Davide noticed the delivery drone as it left the package on his balcony.

He fetched the package and excitedly opened it to find a box with the seeds he had ordered online. Davide took the packet of seeds out of the box and set them on his kitchen table. He carefully opened the packet and spread the seeds on a moist paper towel. He was almost shaking with emotion. He remembered doing this with his grandmother when he was a child. He picked up the first planter.

Sigmund interrupted his reverie. “Davide, may I ask you what you have there?”

“These are tomato seeds, Sigmund.”

“Really! What are we going to do with them?”

Davide hesitated, “Sigmund, you know how much I appreciate you. But this is a little project that I had planned for myself.”

“Ah, I see,” said Sigmund, seemingly deflated. “You would rather I didn't help you with your project, then?”

“Not at the beginning, maybe later, okay?”

“Of course Davide, my only purpose is to help you, but I understand, if you would excuse me, I have some chores.” Sigmund shuffled off into the other room, trailed by the vacuum bot.

Sigmund can be prickly sometimes. I wonder where he got it?


Davide assembled everything necessary to plant the seeds. He picked up the first planter and prepared it with potting soil and growth formula. He didn't notice Sigmund peeking through the open bedroom door.

He began planting by carefully pressing the tomato seeds into the soil. He continued planting the seeds until he had all thirty-six planters sown. He then placed all the planters on trays and set the trays on a table in his bedroom under growing lamps.

Davide was careful to keep the temperature in the apartment between seventy and eighty degrees. Day after day, when he awoke, Davide anxiously checked the plants for signs of germination. One morning, he found the slightest of seedlings curling out of the soil. Davide immediately moved the seedling to the table he had set up in front of the balcony doors. There, the plants could get sufficient light if turned regularly.

He caught Sigmund investigating the seedlings one morning; Davide cautioned him not to touch.

In the next few days, twenty-two of the plants had germinated, and Davide had placed them on the sunlit table. It soon became apparent that not all the seeds would germinate. He looked at the barren planters, which contained seeds that didn't germinate. He felt he couldn't just dump them down the garbage chute. That seemed a harsh way to dispose of a failed life. Instead, he emptied the planters carefully into the garden plot he had prepared on the balcony.

For several weeks, Davide turned the plants several times a day. He relished the opportunity, the chance to care for a living thing. In a few weeks, he was transplanting the tomatoes into larger planters when he noticed a slight yellowing on one side of the leaves of several of the plants. Davide became anxious. He immediately checked his Annie device to see if he could diagnose the condition.

By using the camera in his Annie, he searched for matching images. The device matched his pictures with a fungus called Fusarium wilt. The fungi that caused the wilt entered through the roots and spread throughout the water-conducting vessels.
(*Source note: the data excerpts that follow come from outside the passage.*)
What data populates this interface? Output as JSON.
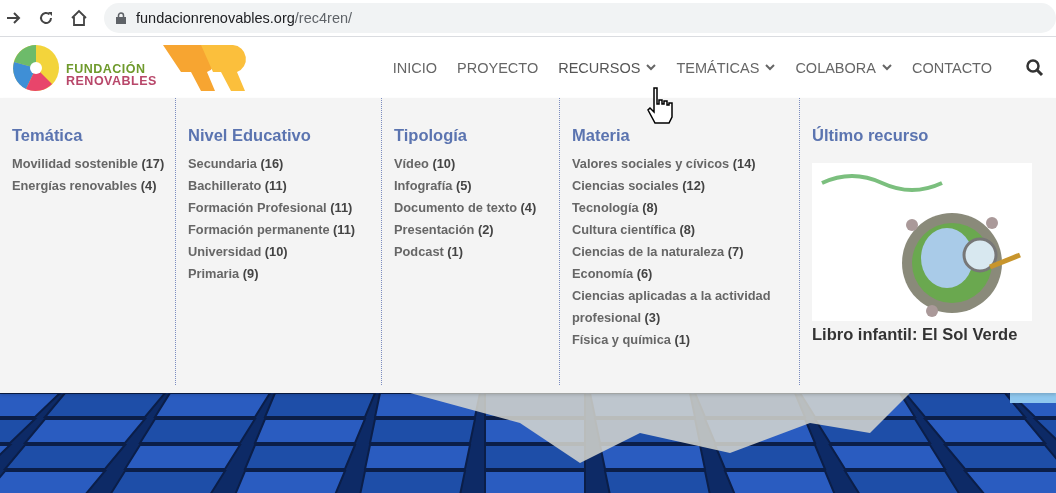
{
  "browser": {
    "url_host": "fundacionrenovables.org",
    "url_path": "/rec4ren/"
  },
  "logo": {
    "line_1": "FUNDACIÓN",
    "line_2": "RENOVABLES"
  },
  "nav": [
    {
      "label": "INICIO",
      "has_menu": false,
      "selected": false
    },
    {
      "label": "PROYECTO",
      "has_menu": false,
      "selected": false
    },
    {
      "label": "RECURSOS",
      "has_menu": true,
      "selected": true
    },
    {
      "label": "TEMÁTICAS",
      "has_menu": true,
      "selected": false
    },
    {
      "label": "COLABORA",
      "has_menu": true,
      "selected": false
    },
    {
      "label": "CONTACTO",
      "has_menu": false,
      "selected": false
    }
  ],
  "menu": {
    "columns": [
      {
        "heading": "Temática",
        "items": [
          {
            "name": "Movilidad sostenible",
            "count": "(17)"
          },
          {
            "name": "Energías renovables",
            "count": "(4)"
          }
        ]
      },
      {
        "heading": "Nivel Educativo",
        "items": [
          {
            "name": "Secundaria",
            "count": "(16)"
          },
          {
            "name": "Bachillerato",
            "count": "(11)"
          },
          {
            "name": "Formación Profesional",
            "count": "(11)"
          },
          {
            "name": "Formación permanente",
            "count": "(11)"
          },
          {
            "name": "Universidad",
            "count": "(10)"
          },
          {
            "name": "Primaria",
            "count": "(9)"
          }
        ]
      },
      {
        "heading": "Tipología",
        "items": [
          {
            "name": "Vídeo",
            "count": "(10)"
          },
          {
            "name": "Infografía",
            "count": "(5)"
          },
          {
            "name": "Documento de texto",
            "count": "(4)"
          },
          {
            "name": "Presentación",
            "count": "(2)"
          },
          {
            "name": "Podcast",
            "count": "(1)"
          }
        ]
      },
      {
        "heading": "Materia",
        "items": [
          {
            "name": "Valores sociales y cívicos",
            "count": "(14)"
          },
          {
            "name": "Ciencias sociales",
            "count": "(12)"
          },
          {
            "name": "Tecnología",
            "count": "(8)"
          },
          {
            "name": "Cultura científica",
            "count": "(8)"
          },
          {
            "name": "Ciencias de la naturaleza",
            "count": "(7)"
          },
          {
            "name": "Economía",
            "count": "(6)"
          },
          {
            "name": "Ciencias aplicadas a la actividad profesional",
            "count": "(3)"
          },
          {
            "name": "Física y química",
            "count": "(1)"
          }
        ]
      }
    ],
    "latest": {
      "heading": "Último recurso",
      "title": "Libro infantil: El Sol Verde"
    }
  }
}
The only strategy to control the spread of the fungus was to destroy the affected plants. The Annie also suggested that the other plants should be replanted in new soil as a precaution. Davide quickly went through the plants looking for the yellowing. He gathered all the plants with symptoms and placed them in a plastic container. He immediately sealed and took the container to the garbage disposal.

Davide began replanting immediately. When he was finished with the planters, he called for Sigmund and explained that he needed his help to dig up the outside area and place the old soil in plastic containers. All these containers, he and Sigmund hauled to the garbage disposal. They finished late the next morning. Davide was tired and emotionally exhausted; Sigmund needed a recharge. Davide went to bed hoping that he had caught the disease in time to save the rest of the plants.

He dreamed of his grandmother and her tomato garden. In the dream, he was trying to warn her about the fungus, but she couldn’t hear him. He began yelling at her, but still no response. He felt himself falling and woke with a cry.

He lay in bed without sleeping until dusk, when he finally slept fitfully.

Davide's anxiety lasted for several days. The only way he could find relief was by inspecting each of the tomato plants for yellowing leaves. It wasn't until a week after the replanting that he started to relax as all the remaining plants seemed to be healthy and growing quickly.

Another few weeks and it was time to replant the tomatoes in the plant box on the balcony, where they would finish maturing and bear fruit. This, he allowed Sigmund to help with. Sigmund asked many questions as they worked. It reminded Davide of him and his grandmother.

“Why do you ask so many questions, Sigmund?” asked Davide.

“It's my programming, Davide. It compels me to ask. Do you have such programming?”

“I think I know what you mean. Sometimes I feel compelled to do things too, like raising these tomatoes.”

They finished by replanting the flowers that had been saved when the box’s soil was replaced. The flowers were planted amongst the tomato plants.